In a recent article in Dagens Nyheter the newly appointed head of police, Dan Eliasson, explains that three new police units have been formed to “prevent crimes that threaten the open society” and will work to combat “the marshlands of the internet”, where people host opinions that are not in line with “everyones equal value”.
The article lulls the reader into a false sense of security with the headline “New Police Units will protect the democratic freedoms”, and the preamble starts off by listing a number of threats against the open society such as Charlie Hebdo, the Copenhagen shootings, young “Swedes” travelling to the Middle East to fight. But it turns out that the article had little to do with preventing terrorists but instead regarded setting up new special units in metropolitan areas aimed at upholding democratic freedoms by… limiting democratic freedoms.
“Threats and attacks on religious and ethnic minorities is a serious problem. We see that politicians, journalists and artists are exposed due to their opinions. A breeding ground for these threats and attacks is found on the marshlands of the internet, where a harsh tone is used against those who stand up for everyones equal value”.
What exactly constitutes a harsh tone and why should the police defend those who believe in a mistranslation of the UN Declaration of Human Rights?
“In the middle of all this we must not forget that Sweden is one of the worlds most tolerant and open societies. The majority have a view on immigration, multiculturalism, respect for sexual orientation and freedom of religion that is developing in a more tolerant direction. But this tolerance and opennness must always be defended. The police as an organisation have an especially great responsibility to embrace these values.”
That the department is forced to embrace multiculturalism and open borders doesn’t surprise me but what is interesting is that the article co-incides with a text written a couple of hours prior by Anne Ramberg, General Secretary of the Swedish Bar Association. She defends the tabloid Aftonbladets decision to co-operate with criminal and left-wing extremist “Research Group”, a scandal I wrote about here.
“The right to anonymity entails that the person who has written a text or done a recording can publish it anonymously. […] However, the right to anonymity has no relevance when it comes to protect those who work against the fundamental principals that the constitution protects. I therefore want to support Aftonbladet.

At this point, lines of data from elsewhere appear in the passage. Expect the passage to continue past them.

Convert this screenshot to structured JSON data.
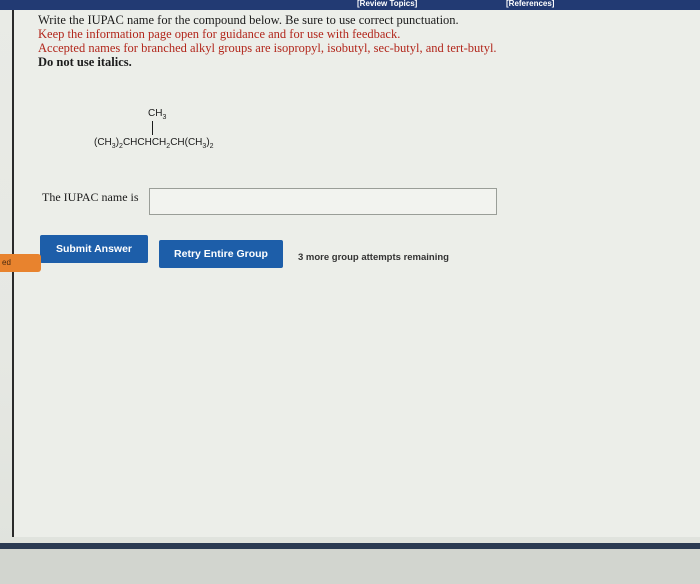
{
  "header": {
    "review_topics": "[Review Topics]",
    "references": "[References]"
  },
  "instructions": {
    "line1": "Write the IUPAC name for the compound below. Be sure to use correct punctuation.",
    "line2": "Keep the information page open for guidance and for use with feedback.",
    "line3": "Accepted names for branched alkyl groups are isopropyl, isobutyl, sec-butyl, and tert-butyl.",
    "line4": "Do not use italics."
  },
  "structure": {
    "branch": "CH3",
    "chain": "(CH3)2CHCHCH2CH(CH3)2"
  },
  "answer": {
    "label": "The IUPAC name is",
    "value": "",
    "placeholder": ""
  },
  "buttons": {
    "submit": "Submit Answer",
    "retry": "Retry Entire Group"
  },
  "attempts_text": "3 more group attempts remaining",
  "side_tab_label": "ed",
  "colors": {
    "top_bar": "#223a73",
    "button_blue": "#1d5ea9",
    "instruction_red": "#b2271c",
    "side_tab_orange": "#e8832e"
  }
}
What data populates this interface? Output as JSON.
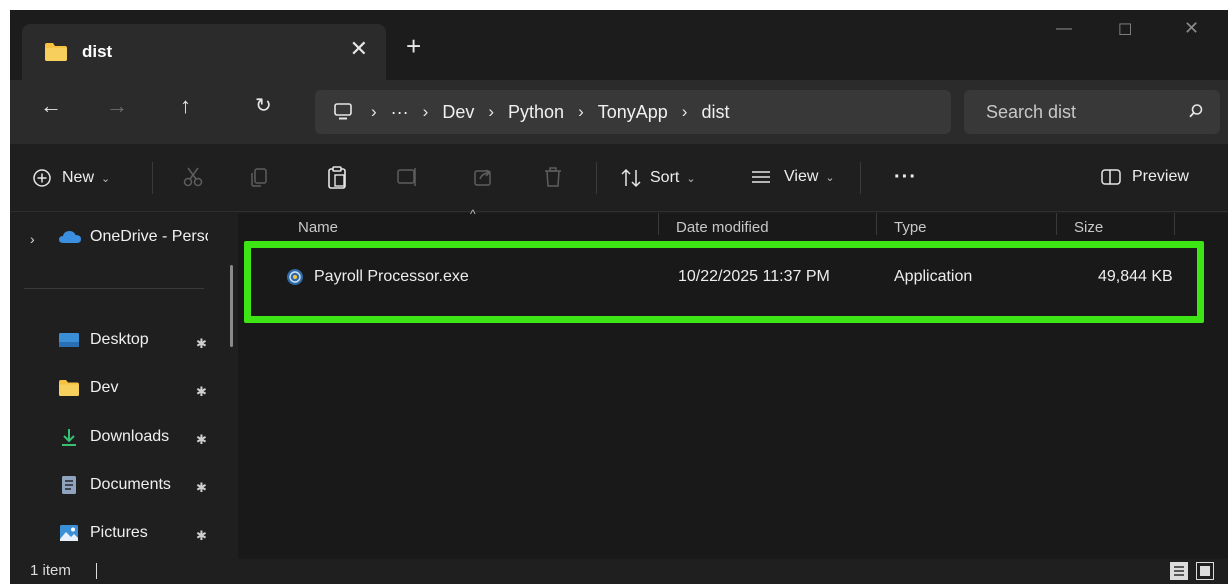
{
  "tab": {
    "title": "dist",
    "close": "✕",
    "new_tab": "+"
  },
  "window_controls": {
    "minimize": "—",
    "maximize": "☐",
    "close": "✕"
  },
  "nav": {
    "back": "←",
    "forward": "→",
    "up": "↑",
    "refresh": "↻"
  },
  "address": {
    "overflow": "···",
    "crumbs": [
      "Dev",
      "Python",
      "TonyApp",
      "dist"
    ],
    "separator": "›"
  },
  "search": {
    "placeholder": "Search dist"
  },
  "toolbar": {
    "new_label": "New",
    "sort_label": "Sort",
    "view_label": "View",
    "more_label": "···",
    "preview_label": "Preview",
    "chevron": "⌄"
  },
  "sidebar": {
    "expand": "›",
    "onedrive_label": "OneDrive - Personal",
    "items": [
      {
        "label": "Desktop",
        "icon": "desktop-icon"
      },
      {
        "label": "Dev",
        "icon": "folder-icon"
      },
      {
        "label": "Downloads",
        "icon": "download-icon"
      },
      {
        "label": "Documents",
        "icon": "documents-icon"
      },
      {
        "label": "Pictures",
        "icon": "pictures-icon"
      }
    ],
    "pin": "📌"
  },
  "columns": {
    "name": "Name",
    "date": "Date modified",
    "type": "Type",
    "size": "Size",
    "sort_arrow": "^"
  },
  "files": [
    {
      "name": "Payroll Processor.exe",
      "date": "10/22/2025 11:37 PM",
      "type": "Application",
      "size": "49,844 KB"
    }
  ],
  "status": {
    "item_count": "1 item"
  },
  "colors": {
    "highlight": "#3de515",
    "folder": "#f5c242",
    "onedrive": "#3a8fe0"
  }
}
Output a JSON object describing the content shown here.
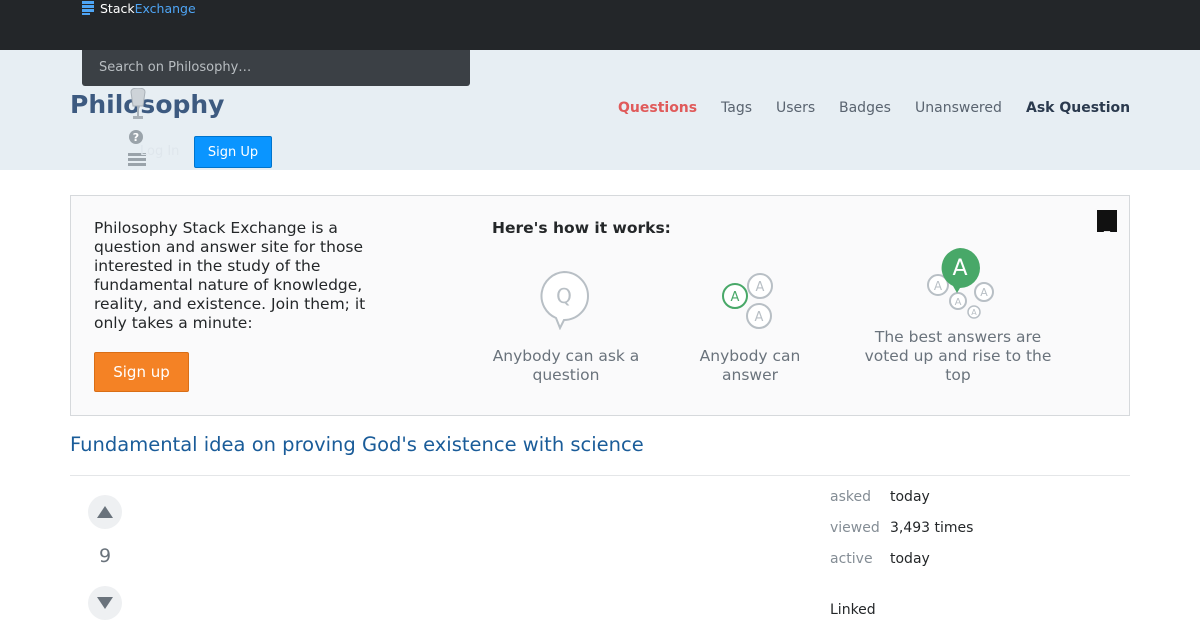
{
  "topbar": {
    "logo_primary": "Stack",
    "logo_secondary": "Exchange"
  },
  "search": {
    "placeholder": "Search on Philosophy…"
  },
  "site": {
    "title": "Philosophy"
  },
  "nav": {
    "questions": "Questions",
    "tags": "Tags",
    "users": "Users",
    "badges": "Badges",
    "unanswered": "Unanswered",
    "ask": "Ask Question"
  },
  "auth": {
    "login": "Log In",
    "signup": "Sign Up"
  },
  "hero": {
    "description": "Philosophy Stack Exchange is a question and answer site for those interested in the study of the fundamental nature of knowledge, reality, and existence. Join them; it only takes a minute:",
    "signup": "Sign up",
    "how_title": "Here's how it works:",
    "steps": [
      {
        "icon": "question-bubble-icon",
        "label": "Anybody can ask a question"
      },
      {
        "icon": "answer-bubbles-icon",
        "label": "Anybody can answer"
      },
      {
        "icon": "top-answer-icon",
        "label": "The best answers are voted up and rise to the top"
      }
    ],
    "close": "_"
  },
  "question": {
    "title": "Fundamental idea on proving God's existence with science",
    "score": "9",
    "meta": {
      "asked_label": "asked",
      "asked_value": "today",
      "viewed_label": "viewed",
      "viewed_value": "3,493 times",
      "active_label": "active",
      "active_value": "today"
    },
    "linked_label": "Linked"
  },
  "colors": {
    "topbar": "#232629",
    "accent_orange": "#f48225",
    "link_blue": "#1a5c99",
    "nav_active": "#e05a5a",
    "answer_green": "#48a868"
  }
}
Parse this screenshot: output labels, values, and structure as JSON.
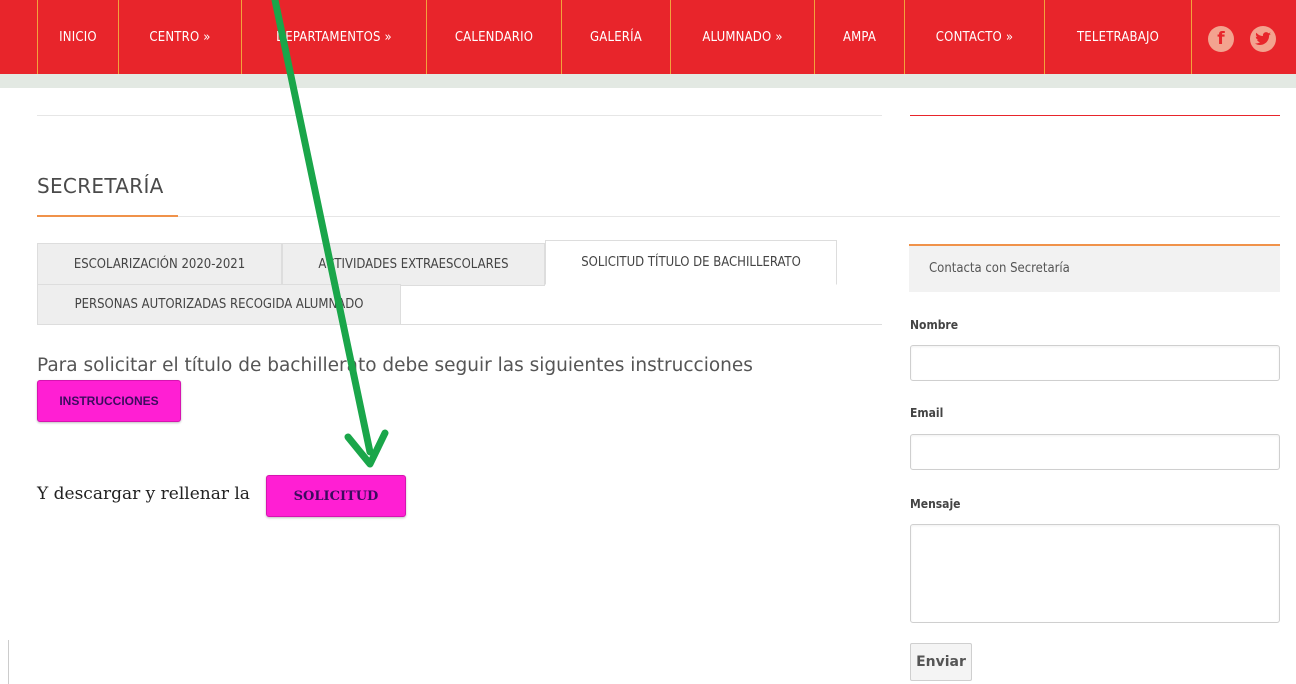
{
  "nav": {
    "items": [
      "INICIO",
      "CENTRO »",
      "DEPARTAMENTOS »",
      "CALENDARIO",
      "GALERÍA",
      "ALUMNADO »",
      "AMPA",
      "CONTACTO »",
      "TELETRABAJO"
    ],
    "social": [
      "facebook-icon",
      "twitter-icon"
    ]
  },
  "page": {
    "title": "SECRETARÍA",
    "tabs": [
      "ESCOLARIZACIÓN 2020-2021",
      "ACTIVIDADES EXTRAESCOLARES",
      "SOLICITUD TÍTULO DE BACHILLERATO",
      "PERSONAS AUTORIZADAS RECOGIDA ALUMNADO"
    ],
    "active_tab": "SOLICITUD TÍTULO DE BACHILLERATO",
    "intro": "Para solicitar el título de bachillerato debe seguir las siguientes instrucciones",
    "instructions_button": "INSTRUCCIONES",
    "download_text": "Y descargar y rellenar la",
    "solicitud_button": "SOLICITUD"
  },
  "sidebar": {
    "box_title": "Contacta con Secretaría",
    "name_label": "Nombre",
    "email_label": "Email",
    "message_label": "Mensaje",
    "send_label": "Enviar"
  },
  "colors": {
    "nav_red": "#e8252b",
    "pink_button": "#ff1fd3",
    "annotation_arrow": "#1aa64a",
    "accent_orange": "#f0924a"
  }
}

“Controversial, racist, and derogatory statements shall not be veiled in the fog of anonymity. They shall not enjoy the protection of freedom of speech laws.”
The Swedish constitution was changed without the consent of the people, left-wing extremists are mapping and exposing dissidents, the General Secretary of the Swedish Bar Association doesn’t think people should be able to write controversial statements anonymously and police units are being set up to combat those who don’t agree that “everyone is of equal value”.
A wise individual once said:
Freedom of speech means freedom for those who you despise, and freedom to express the most despicable views. It also means that the government cannot pick and choose which expressions to authorize and which to prevent.